The Hebrew “Ness Harim” can be translated as “Miracle of the Mountains,” but its actual meaning, taken from a verse in the Book of Isaiah, is “banner of the mountains,” a reference to a clear message from God that would be obvious to all the inhabitants of the world.
The serenity of the quiet village makes it an unlikely location for political dealmaking. But the foundations for the outgoing government were negotiated on the back benches of Ness Harim’s synagogue, across the street from the village’s small grocery store.
It was on those benches that two future cabinet ministers, Chili Tropper and Yoaz Hendel, often talked during services. Tropper was and remains the closest adviser to Blue and White leader Benny Gantz. Hendel was close to Telem Party leader Moshe Ya’alon at the time.
Tropper and Hendel are neighbors, who have in common that they both come from strong religious-Zionist homes. Hendel was raised in the Orthodox settlement Elkana and now does not wear a kippah during the week. Tropper remains fully Orthodox, but his Center-Left views are far from those of his father, former Bayit Yehudi elections committee head Rabbi Daniel Tropper.

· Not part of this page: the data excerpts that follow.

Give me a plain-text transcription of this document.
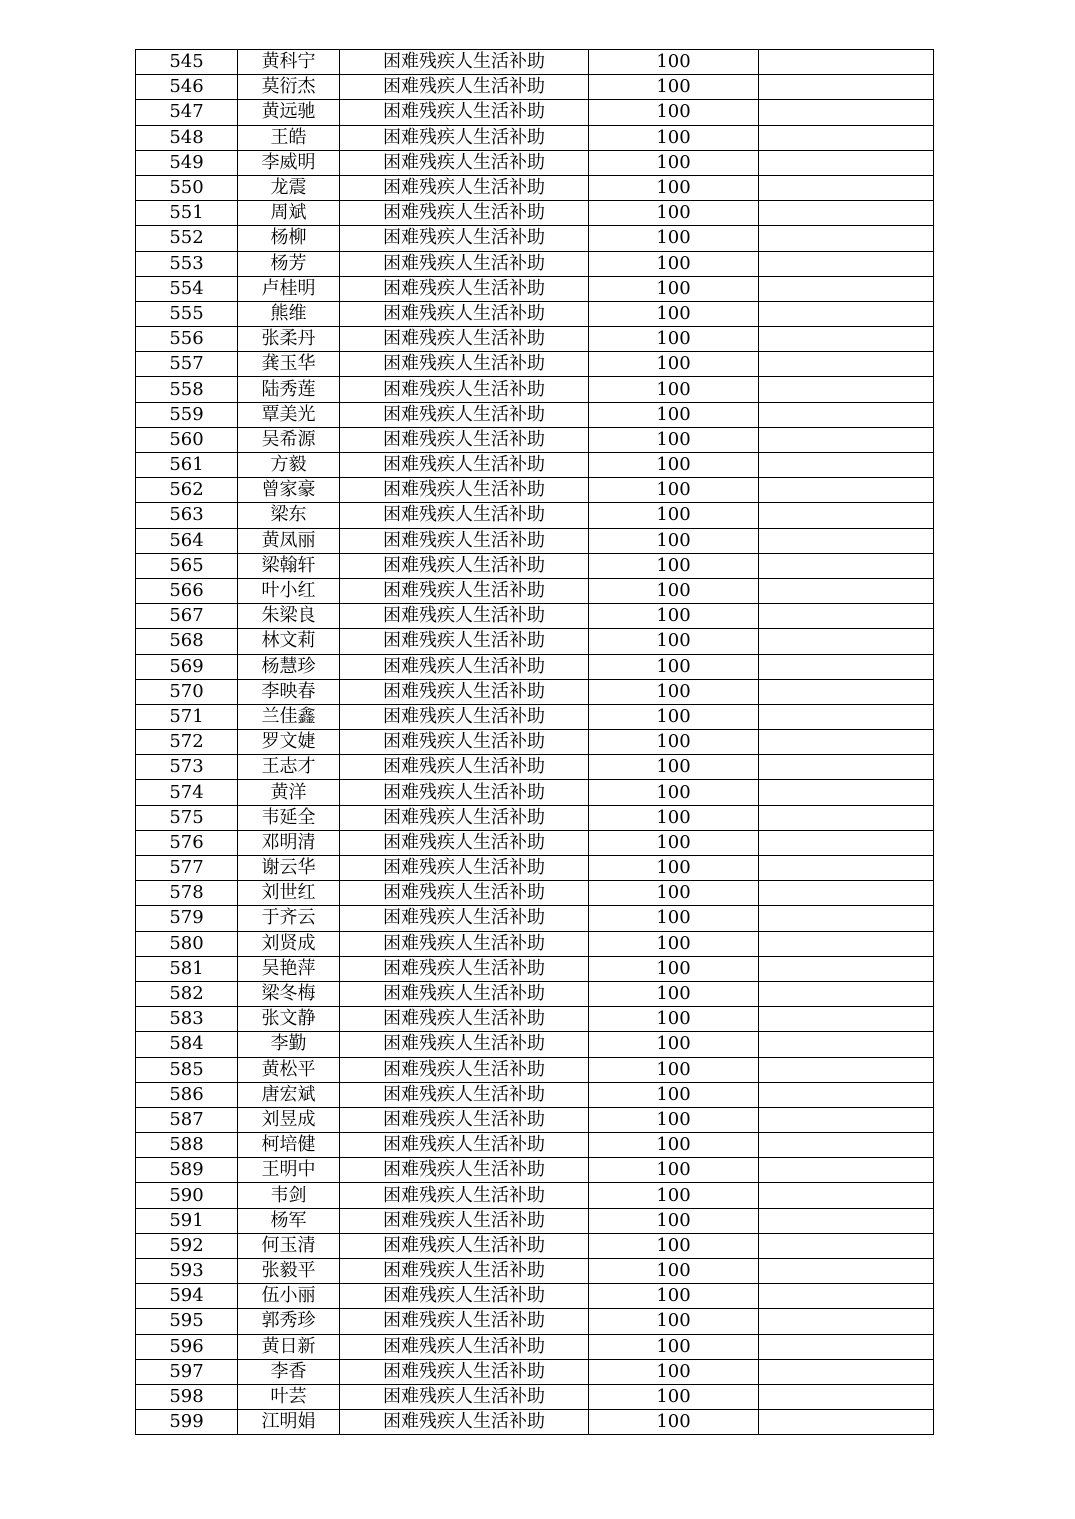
545	黄科宁	困难残疾人生活补助	100	
546	莫衍杰	困难残疾人生活补助	100	
547	黄远驰	困难残疾人生活补助	100	
548	王皓	困难残疾人生活补助	100	
549	李威明	困难残疾人生活补助	100	
550	龙震	困难残疾人生活补助	100	
551	周斌	困难残疾人生活补助	100	
552	杨柳	困难残疾人生活补助	100	
553	杨芳	困难残疾人生活补助	100	
554	卢桂明	困难残疾人生活补助	100	
555	熊维	困难残疾人生活补助	100	
556	张柔丹	困难残疾人生活补助	100	
557	龚玉华	困难残疾人生活补助	100	
558	陆秀莲	困难残疾人生活补助	100	
559	覃美光	困难残疾人生活补助	100	
560	吴希源	困难残疾人生活补助	100	
561	方毅	困难残疾人生活补助	100	
562	曾家豪	困难残疾人生活补助	100	
563	梁东	困难残疾人生活补助	100	
564	黄凤丽	困难残疾人生活补助	100	
565	梁翰轩	困难残疾人生活补助	100	
566	叶小红	困难残疾人生活补助	100	
567	朱梁良	困难残疾人生活补助	100	
568	林文莉	困难残疾人生活补助	100	
569	杨慧珍	困难残疾人生活补助	100	
570	李映春	困难残疾人生活补助	100	
571	兰佳鑫	困难残疾人生活补助	100	
572	罗文婕	困难残疾人生活补助	100	
573	王志才	困难残疾人生活补助	100	
574	黄洋	困难残疾人生活补助	100	
575	韦延全	困难残疾人生活补助	100	
576	邓明清	困难残疾人生活补助	100	
577	谢云华	困难残疾人生活补助	100	
578	刘世红	困难残疾人生活补助	100	
579	于齐云	困难残疾人生活补助	100	
580	刘贤成	困难残疾人生活补助	100	
581	吴艳萍	困难残疾人生活补助	100	
582	梁冬梅	困难残疾人生活补助	100	
583	张文静	困难残疾人生活补助	100	
584	李勤	困难残疾人生活补助	100	
585	黄松平	困难残疾人生活补助	100	
586	唐宏斌	困难残疾人生活补助	100	
587	刘昱成	困难残疾人生活补助	100	
588	柯培健	困难残疾人生活补助	100	
589	王明中	困难残疾人生活补助	100	
590	韦剑	困难残疾人生活补助	100	
591	杨军	困难残疾人生活补助	100	
592	何玉清	困难残疾人生活补助	100	
593	张毅平	困难残疾人生活补助	100	
594	伍小丽	困难残疾人生活补助	100	
595	郭秀珍	困难残疾人生活补助	100	
596	黄日新	困难残疾人生活补助	100	
597	李香	困难残疾人生活补助	100	
598	叶芸	困难残疾人生活补助	100	
599	江明娟	困难残疾人生活补助	100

The two friends brokered the agreement that enabled Gantz and Ya’alon to run together, which led to the formation of Blue and White with Yair Lapid. Ya’alon did not enter the government, but Hendel did, and thereby initially prevented a fourth election.

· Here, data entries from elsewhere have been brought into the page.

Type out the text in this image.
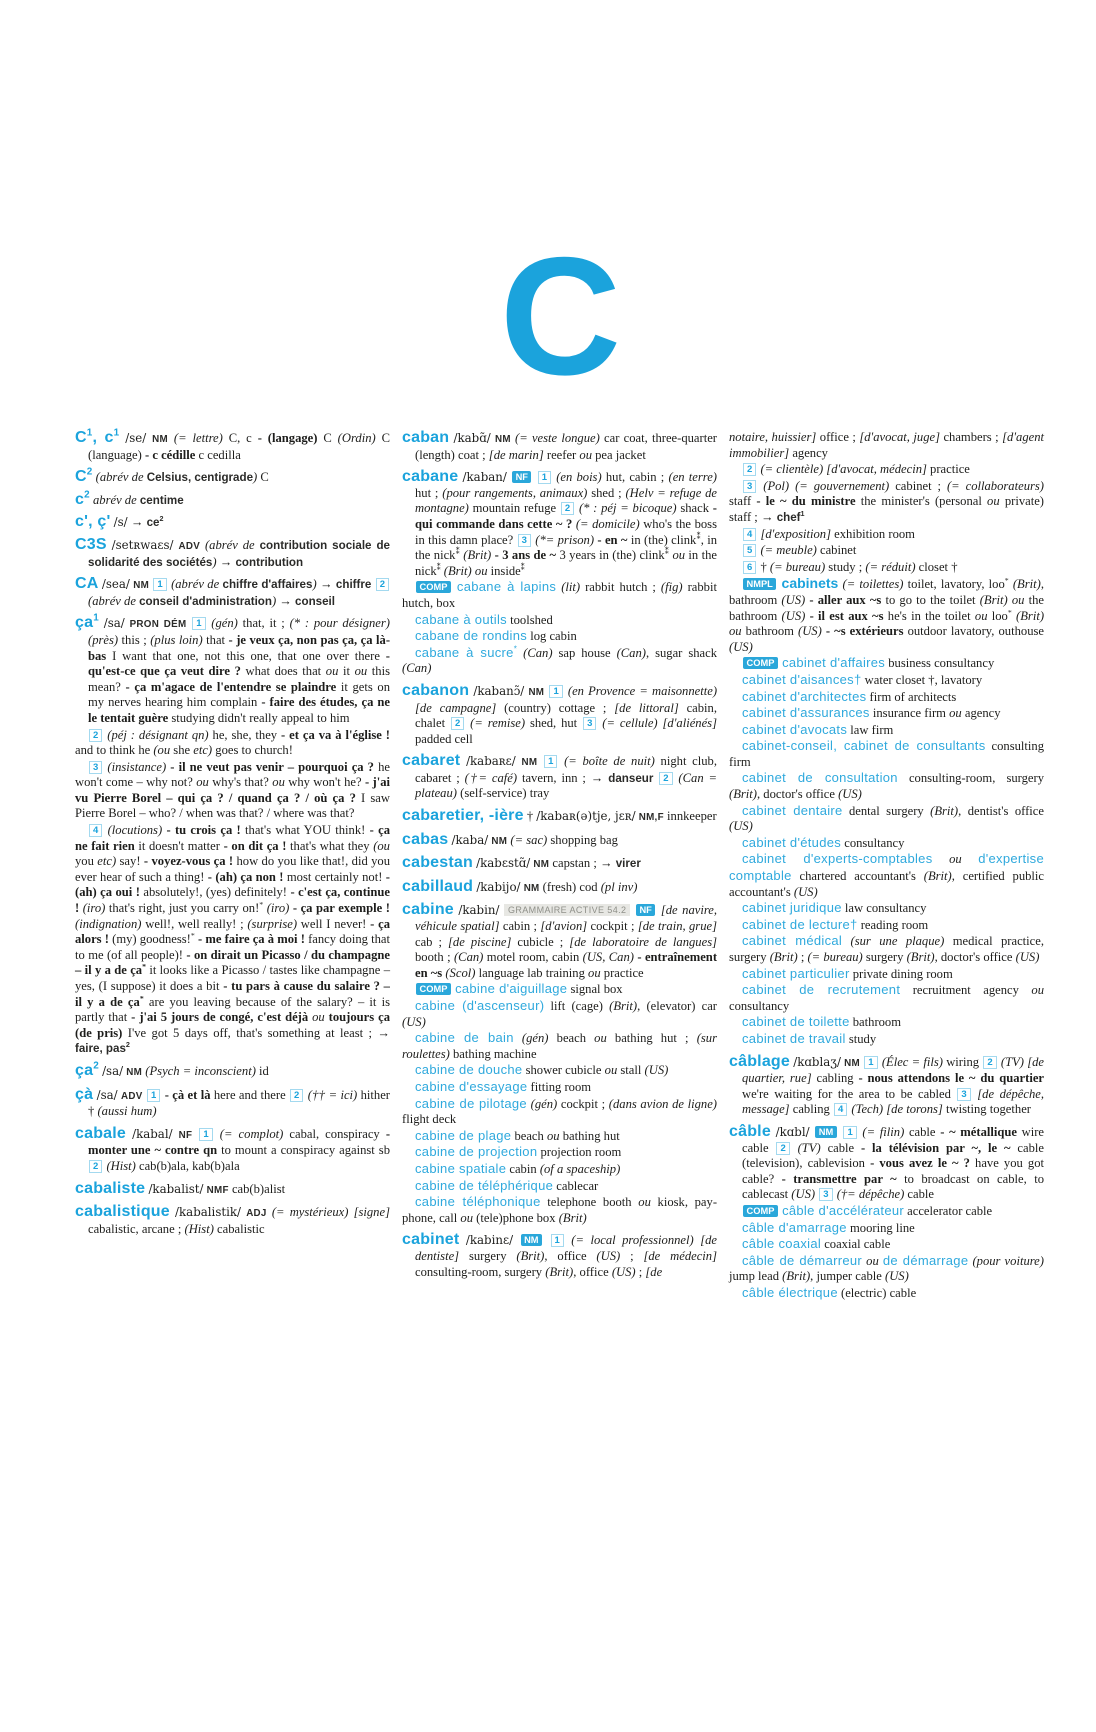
C
$C^1$, $c^1$ /se/ NM (= lettre) C, c - (langage) C (Ordin) C (language) - c cédille c cedilla
$C^2$ (abrév de Celsius, centigrade) C
$c^2$ abrév de centime
c', ç' $/s/ \to ce^2$
C3S /setʀwaɛs/ ADV (abrév de contribution sociale de solidarité des sociétés) → contribution
CA /sea/ NM 1 (abrév de chiffre d'affaires) → chiffre 2 (abrév de conseil d'administration) → conseil
$ça^1$ /sa/ PRON DÉM 1 (gén) that, it ; (* : pour désigner) (près) this ; (plus loin) that - je veux ça, non pas ça, ça là-bas I want that one, not this one, that one over there - qu'est-ce que ça veut dire ? what does that ou it ou this mean? - ça m'agace de l'entendre se plaindre it gets on my nerves hearing him complain - faire des études, ça ne le tentait guère studying didn't really appeal to him
2 (péj : désignant qn) he, she, they - et ça va à l'église ! and to think he (ou she etc) goes to church!
3 (insistance) - il ne veut pas venir – pourquoi ça ? he won't come – why not? ou why's that? ou why won't he? - j'ai vu Pierre Borel – qui ça ? / quand ça ? / où ça ? I saw Pierre Borel – who? / when was that? / where was that?
4 (locutions) - tu crois ça ! that's what YOU think! - ça ne fait rien it doesn't matter - on dit ça ! that's what they (ou you etc) say! - voyez-vous ça ! how do you like that!, did you ever hear of such a thing! - (ah) ça non ! most certainly not! - (ah) ça oui ! absolutely!, (yes) definitely! - c'est ça, continue ! (iro) that's right, just you carry on!* (iro) - ça par exemple ! (indignation) well!, well really! ; (surprise) well I never! - ça alors ! (my) goodness!* - me faire ça à moi ! fancy doing that to me (of all people)! - on dirait un Picasso / du champagne – il y a de ça* it looks like a Picasso / tastes like champagne – yes, (I suppose) it does a bit - tu pars à cause du salaire ? – il y a de ça* are you leaving because of the salary? – it is partly that - j'ai 5 jours de congé, c'est déjà ou toujours ça (de pris) I've got 5 days off, that's something at least ; → faire, pas$^2$
$ça^2$ /sa/ NM (Psych = inconscient) id
çà /sa/ ADV 1 - çà et là here and there 2 (†† = ici) hither † (aussi hum)
cabale /kabal/ NF 1 (= complot) cabal, conspiracy - monter une ~ contre qn to mount a conspiracy against sb 2 (Hist) cab(b)ala, kab(b)ala
cabaliste /kabalist/ NMF cab(b)alist
cabalistique /kabalistik/ ADJ (= mystérieux) [signe] cabalistic, arcane ; (Hist) cabalistic
caban /kabɑ̃/ NM (= veste longue) car coat, three-quarter (length) coat ; [de marin] reefer ou pea jacket
cabane /kaban/ NF 1 (en bois) hut, cabin ; (en terre) hut ; (pour rangements, animaux) shed ; (Helv = refuge de montagne) mountain refuge 2 (* : péj = bicoque) shack - qui commande dans cette ~ ? (= domicile) who's the boss in this damn place? 3 (*= prison) - en ~ in (the) clink⁑, in the nick⁑ (Brit) - 3 ans de ~ 3 years in (the) clink⁑ ou in the nick⁑ (Brit) ou inside⁑
COMP cabane à lapins (lit) rabbit hutch ; (fig) rabbit hutch, box
cabane à outils toolshed
cabane de rondins log cabin
cabane à sucre* (Can) sap house (Can), sugar shack (Can)
cabanon /kabanɔ̃/ NM 1 (en Provence = maisonnette) [de campagne] (country) cottage ; [de littoral] cabin, chalet 2 (= remise) shed, hut 3 (= cellule) [d'aliénés] padded cell
cabaret /kabaʀɛ/ NM 1 (= boîte de nuit) night club, cabaret ; (†= café) tavern, inn ; → danseur 2 (Can = plateau) (self-service) tray
cabaretier, -ière † /kabaʀ(ə)tje, jɛʀ/ NM,F innkeeper
cabas /kaba/ NM (= sac) shopping bag
cabestan /kabɛstɑ̃/ NM capstan ; → virer
cabillaud /kabijo/ NM (fresh) cod (pl inv)
cabine /kabin/ GRAMMAIRE ACTIVE 54.2 NF [de navire, véhicule spatial] cabin ; [d'avion] cockpit ; [de train, grue] cab ; [de piscine] cubicle ; [de laboratoire de langues] booth ; (Can) motel room, cabin (US, Can) - entraînement en ~s (Scol) language lab training ou practice
COMP cabine d'aiguillage signal box
cabine (d'ascenseur) lift (cage) (Brit), (elevator) car (US)
cabine de bain (gén) beach ou bathing hut ; (sur roulettes) bathing machine
cabine de douche shower cubicle ou stall (US)
cabine d'essayage fitting room
cabine de pilotage (gén) cockpit ; (dans avion de ligne) flight deck
cabine de plage beach ou bathing hut
cabine de projection projection room
cabine spatiale cabin (of a spaceship)
cabine de téléphérique cablecar
cabine téléphonique telephone booth ou kiosk, pay-phone, call ou (tele)phone box (Brit)
cabinet /kabinɛ/ NM 1 (= local professionnel) [de dentiste] surgery (Brit), office (US) ; [de médecin] consulting-room, surgery (Brit), office (US) ; [de
notaire, huissier] office ; [d'avocat, juge] chambers ; [d'agent immobilier] agency
2 (= clientèle) [d'avocat, médecin] practice
3 (Pol) (= gouvernement) cabinet ; (= collaborateurs) staff - le ~ du ministre the minister's (personal ou private) staff ; → chef$^1$
4 [d'exposition] exhibition room
5 (= meuble) cabinet
6 † (= bureau) study ; (= réduit) closet †
NMPL cabinets (= toilettes) toilet, lavatory, loo* (Brit), bathroom (US) - aller aux ~s to go to the toilet (Brit) ou the bathroom (US) - il est aux ~s he's in the toilet ou loo* (Brit) ou bathroom (US) - ~s extérieurs outdoor lavatory, outhouse (US)
COMP cabinet d'affaires business consultancy
cabinet d'aisances† water closet †, lavatory
cabinet d'architectes firm of architects
cabinet d'assurances insurance firm ou agency
cabinet d'avocats law firm
cabinet-conseil, cabinet de consultants consulting firm
cabinet de consultation consulting-room, surgery (Brit), doctor's office (US)
cabinet dentaire dental surgery (Brit), dentist's office (US)
cabinet d'études consultancy
cabinet d'experts-comptables ou d'expertise comptable chartered accountant's (Brit), certified public accountant's (US)
cabinet juridique law consultancy
cabinet de lecture† reading room
cabinet médical (sur une plaque) medical practice, surgery (Brit) ; (= bureau) surgery (Brit), doctor's office (US)
cabinet particulier private dining room
cabinet de recrutement recruitment agency ou consultancy
cabinet de toilette bathroom
cabinet de travail study
câblage /kɑblaʒ/ NM 1 (Élec = fils) wiring 2 (TV) [de quartier, rue] cabling - nous attendons le ~ du quartier we're waiting for the area to be cabled 3 [de dépêche, message] cabling 4 (Tech) [de torons] twisting together
câble /kɑbl/ NM 1 (= filin) cable - ~ métallique wire cable 2 (TV) cable - la télévision par ~, le ~ cable (television), cablevision - vous avez le ~ ? have you got cable? - transmettre par ~ to broadcast on cable, to cablecast (US) 3 (†= dépêche) cable
COMP câble d'accélérateur accelerator cable
câble d'amarrage mooring line
câble coaxial coaxial cable
câble de démarreur ou de démarrage (pour voiture) jump lead (Brit), jumper cable (US)
câble électrique (electric) cable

When they were sworn in as ministers, both Tropper and Hendel had high hopes that the new government would be a unifying force for the country during the coronavirus pandemic and could help heal rifts inside Israeli society.
The “reconciliation cabinet” that Tropper was supposed to head could have fit in well in Ness Harim, which prides itself on its mixed religious-secular, Ashkenazi-Sephardi, Right-Center-Left population.

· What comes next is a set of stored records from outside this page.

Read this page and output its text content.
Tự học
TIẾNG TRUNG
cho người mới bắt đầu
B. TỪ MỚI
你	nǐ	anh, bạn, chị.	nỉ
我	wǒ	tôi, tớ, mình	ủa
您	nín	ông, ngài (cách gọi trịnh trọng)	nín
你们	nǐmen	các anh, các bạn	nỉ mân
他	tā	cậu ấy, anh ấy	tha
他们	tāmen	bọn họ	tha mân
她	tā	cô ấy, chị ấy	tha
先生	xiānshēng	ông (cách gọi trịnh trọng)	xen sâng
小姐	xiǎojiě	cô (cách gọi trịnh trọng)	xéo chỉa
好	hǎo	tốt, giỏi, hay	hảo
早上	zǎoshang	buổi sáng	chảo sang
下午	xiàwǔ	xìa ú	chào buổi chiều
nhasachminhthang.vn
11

But the reconciliation cabinet was never formed, and the government ended up being far from a unifying force. In the first meeting of the cabinet, Prime Minister Benjamin Netanyahu already started taking steps to show Gantz who was boss.
The bickering between the Likud and Blue and White that ensued the day the government was formed has not subsided to this day. Virtually nothing passed easily, and the election campaigns that went on for three elections never really ended.
There was no “miracle of the mountains” to keep the government together, and even the most obvious messages were left unheard and unseen.
When Hendel left Blue and White for prime ministerial hopeful Gideon Sa’ar’s New Hope Party, shortly after the government fell apart in December, Gantz fired him from his post as communications minister. Tropper remains in the cabinet, but he shares Hauser’s determination to end Netanyahu’s political career.
They are now both looking forward to the next government, when the plans they discussed on the back benches of the synagogue may finally come to fruition. Just last week, they sat together over coffee and reminisced about the days when they were in the same party.
“I respect Yoaz and still see him as a close friend,” Tropper said. “I am sorry he didn’t stick with a centrist party, but I have nothing but compliments for him. Today his party is strong and mine appears weaker, but that could change easily. Holding a new election returns Israel to the imaginary fights between Right and Left that don’t matter at a time of the coronavirus.”
Hendel said that if Blue and White crosses the threshold, the party would be a good coalition partner in the government he believes will be formed by Sa’ar. He joked that the pandemic that forced the synagogue to be closed resulted in there being no back benches for dialogue that could have kept the coalition together.
“The government fell apart because there was no shul where Chili and I could talk in Ness Harim,” he said.